In 2013, the ASA published recommendations regarding stroke systems of care in light of changes in endovascular therapy, neurocritical care, stroke center certification, and use of telestroke and MSUs ( Table 51.1 ). These guidelines stress the importance of support mechanisms to assist communities as a whole, and patients and providers with a commitment to local and regional public awareness and education. Furthermore, these guidelines outline the key role of EMS, with use of prehospital stroke severity scales to identify LVOs and in agreement with the Mission: Lifeline algorithm, route patients to a CSC if travel time is less than 15 minutes, compared to the closest PSC or ASRH. Further research is warranted to address integration of MSUs into pre-hospital systems. Currently, “ideal” times have been proposed; however, uncertainty remains regarding the quality metric thresholds for pre-hospital recognition of patients with LVO and acceptable time metrics for patients initially triaged to non-thrombectomy centers. Additional opportunities to improve include establishment of best practices in low-volume, inexperienced centers regarding transport and training standardization of neurointerventionalists to ensure adequate supply and development of sharing processes.

TABLE 51.1
Comparison of Capabilities in Hospital Stroke Designation.
ASRH PSC TSC CSC
Patient care Provides initial stroke assessment, stabilization, emergent treatment then transfer to higher-level stroke center for ongoing care Cares for most ischemic strokes with dedicated acute stroke teams, advanced imaging, and inpatient stroke units Capable of mechanical thrombectomy 24/7 with dedicated ICU beds Cares for all stroke types including complex cases, hemorrhagic strokes secondary to aneurysm
Location Rural Urban/suburban Urban Urban
Stroke team Yes, available 24/7 Yes, available 24/7 Yes, available 24/7 Yes, available 24/7
Stroke protocols Yes Yes Yes Yes
Diagnostic testing capability CT, MRI, labs 24/7 CT, MRI, labs, CTA, MRA 24/7 CT, MRI, labs, CTA, MRA, DSA 24/7 CT, MRI, labs, CTA, MRA, CDUS, DSA 24/7
Intravenous alteplase capable Yes Yes Yes Yes
Thrombectomy capable No Possibly Yes Yes
Neurology accessibility Yes, 24/7 on site or via telemedicine Yes, 24/7 on site or via telemedicine Yes, 24/7 on site or via telemedicine Yes, 24/7 on site
Neurosurgery accessibility No, access to neurosurgery within 3 h through transferring patient Possibly, access to neurosurgery within 2 h Possibly, access to neurosurgery within 2 h Yes, on site neurosurgery 24/7
Telemedicine Yes, within 20 min of being necessary Yes, available if necessary Yes, available if necessary Yes, available if necessary
Stroke unit No Possibly Yes Yes
Intensive care unit No Possibly, no requirement for separate ICU for stroke patients Yes, dedicated neuro ICU for stroke patients Yes, dedicated neuro ICU for stroke patients
Patient Transfers Sends patients to PSC, TSC, or CSC Receives patients from ASRH Receives patients from ASRH or PSC Receives patients from ASRH, PSC, or TSC
ASRH, Acute stroke-ready hospital; CDUS, carotid duplex ultrasonography; CSC, comprehensive stroke center; CT, computed tomography; CTA, computed tomography angiography; DSA, digital subtraction angiography; ICU, intensive care unit; MRA, magnetic resonance angiography; MRI, magnetic resonance imaging; PSC, primary stroke center; TSC, thrombectomy-capable stroke center.

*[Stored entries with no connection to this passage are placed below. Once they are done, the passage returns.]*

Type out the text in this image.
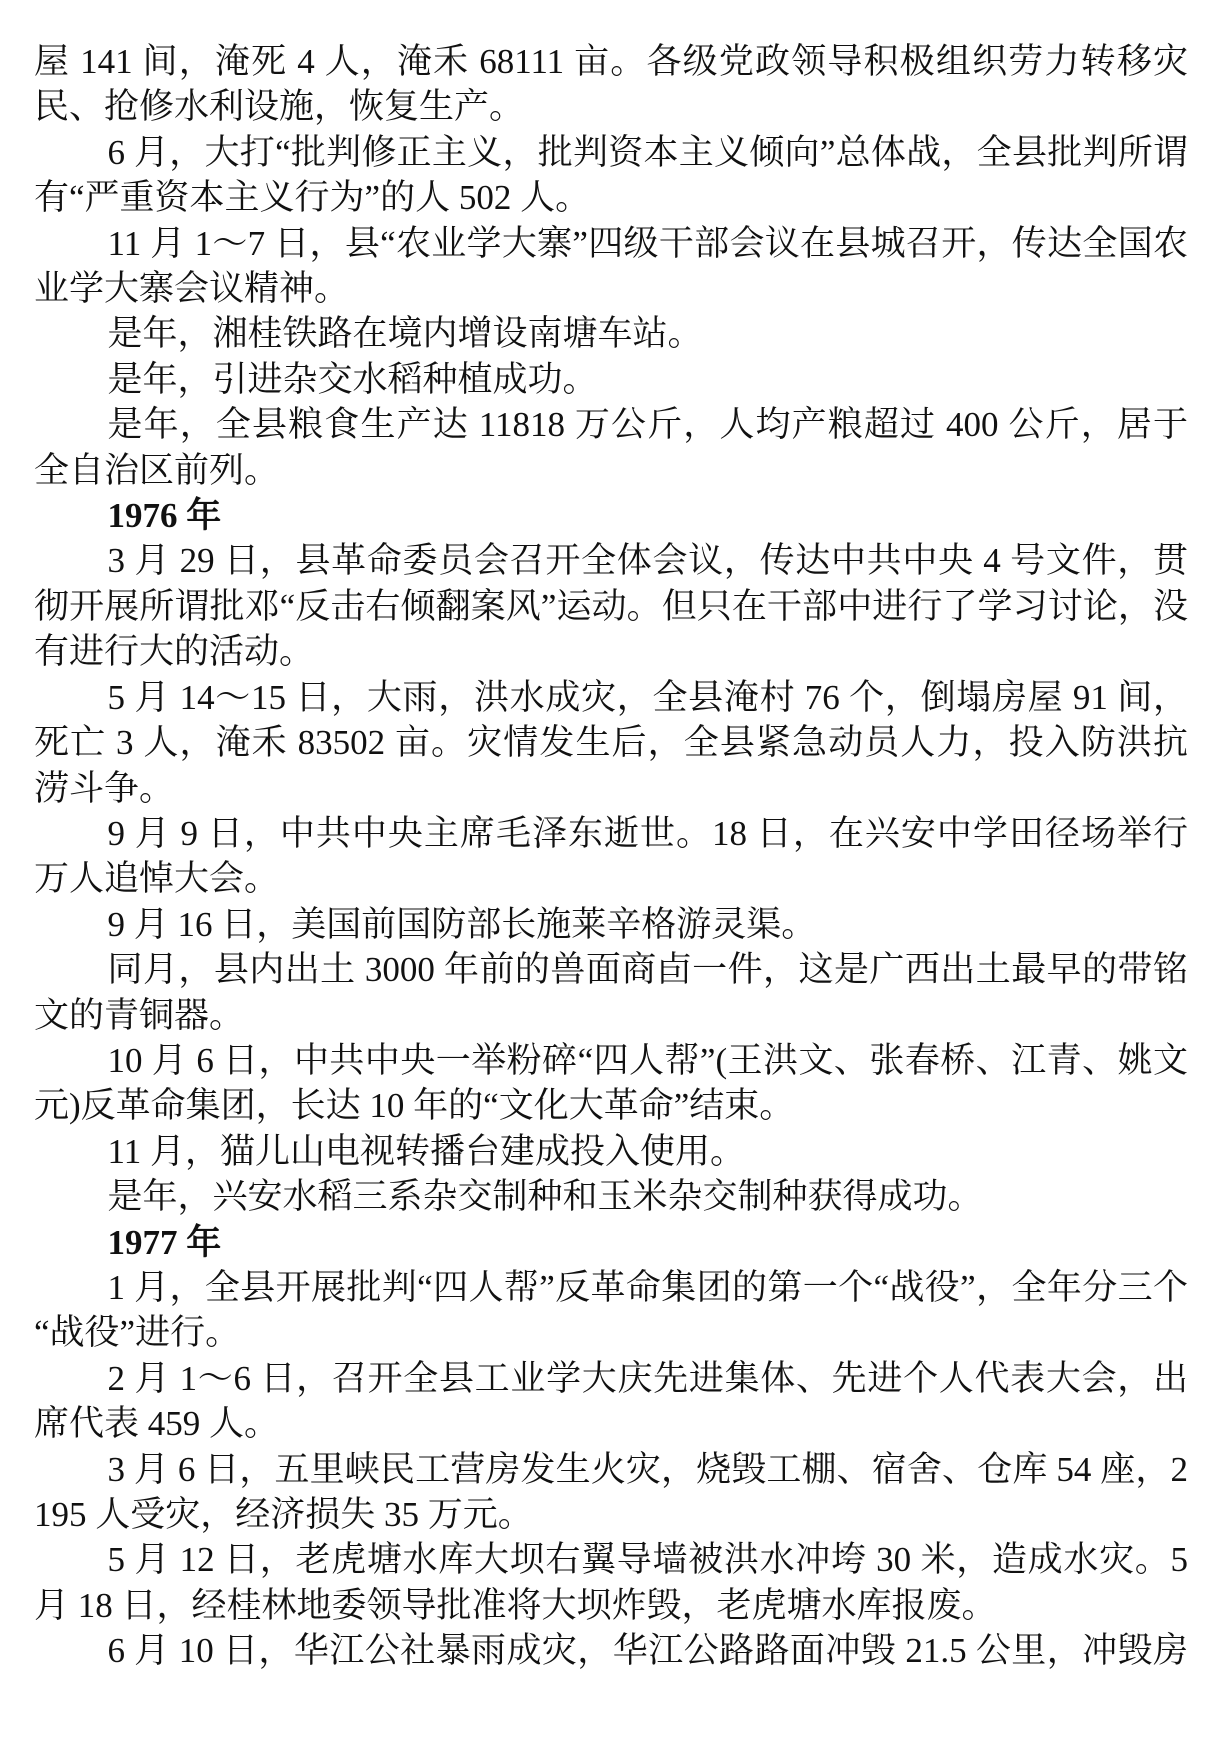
屋 141 间，淹死 4 人，淹禾 68111 亩。各级党政领导积极组织劳力转移灾民、抢修水利设施，恢复生产。

6 月，大打“批判修正主义，批判资本主义倾向”总体战，全县批判所谓有“严重资本主义行为”的人 502 人。

11 月 1～7 日，县“农业学大寨”四级干部会议在县城召开，传达全国农业学大寨会议精神。

是年，湘桂铁路在境内增设南塘车站。

是年，引进杂交水稻种植成功。

是年，全县粮食生产达 11818 万公斤，人均产粮超过 400 公斤，居于全自治区前列。

1976 年

3 月 29 日，县革命委员会召开全体会议，传达中共中央 4 号文件，贯彻开展所谓批邓“反击右倾翻案风”运动。但只在干部中进行了学习讨论，没有进行大的活动。

5 月 14～15 日，大雨，洪水成灾，全县淹村 76 个，倒塌房屋 91 间，死亡 3 人，淹禾 83502 亩。灾情发生后，全县紧急动员人力，投入防洪抗涝斗争。

9 月 9 日，中共中央主席毛泽东逝世。18 日，在兴安中学田径场举行万人追悼大会。

9 月 16 日，美国前国防部长施莱辛格游灵渠。

同月，县内出土 3000 年前的兽面商卣一件，这是广西出土最早的带铭文的青铜器。

10 月 6 日，中共中央一举粉碎“四人帮”(王洪文、张春桥、江青、姚文元)反革命集团，长达 10 年的“文化大革命”结束。

11 月，猫儿山电视转播台建成投入使用。

是年，兴安水稻三系杂交制种和玉米杂交制种获得成功。

1977 年

1 月，全县开展批判“四人帮”反革命集团的第一个“战役”，全年分三个“战役”进行。

2 月 1～6 日，召开全县工业学大庆先进集体、先进个人代表大会，出席代表 459 人。

3 月 6 日，五里峡民工营房发生火灾，烧毁工棚、宿舍、仓库 54 座，2195 人受灾，经济损失 35 万元。

5 月 12 日，老虎塘水库大坝右翼导墙被洪水冲垮 30 米，造成水灾。5 月 18 日，经桂林地委领导批准将大坝炸毁，老虎塘水库报废。

6 月 10 日，华江公社暴雨成灾，华江公路路面冲毁 21.5 公里，冲毁房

Quality initiatives for stroke care also evolved worldwide, with TJC International certifying hospitals outside the United States. The European Stroke Organization (ESO) recommended the establishment of ESO Stroke Units and Stroke Centers as levels of certification in participating countries, a system that has been in use in Germany since the early 2000 decade.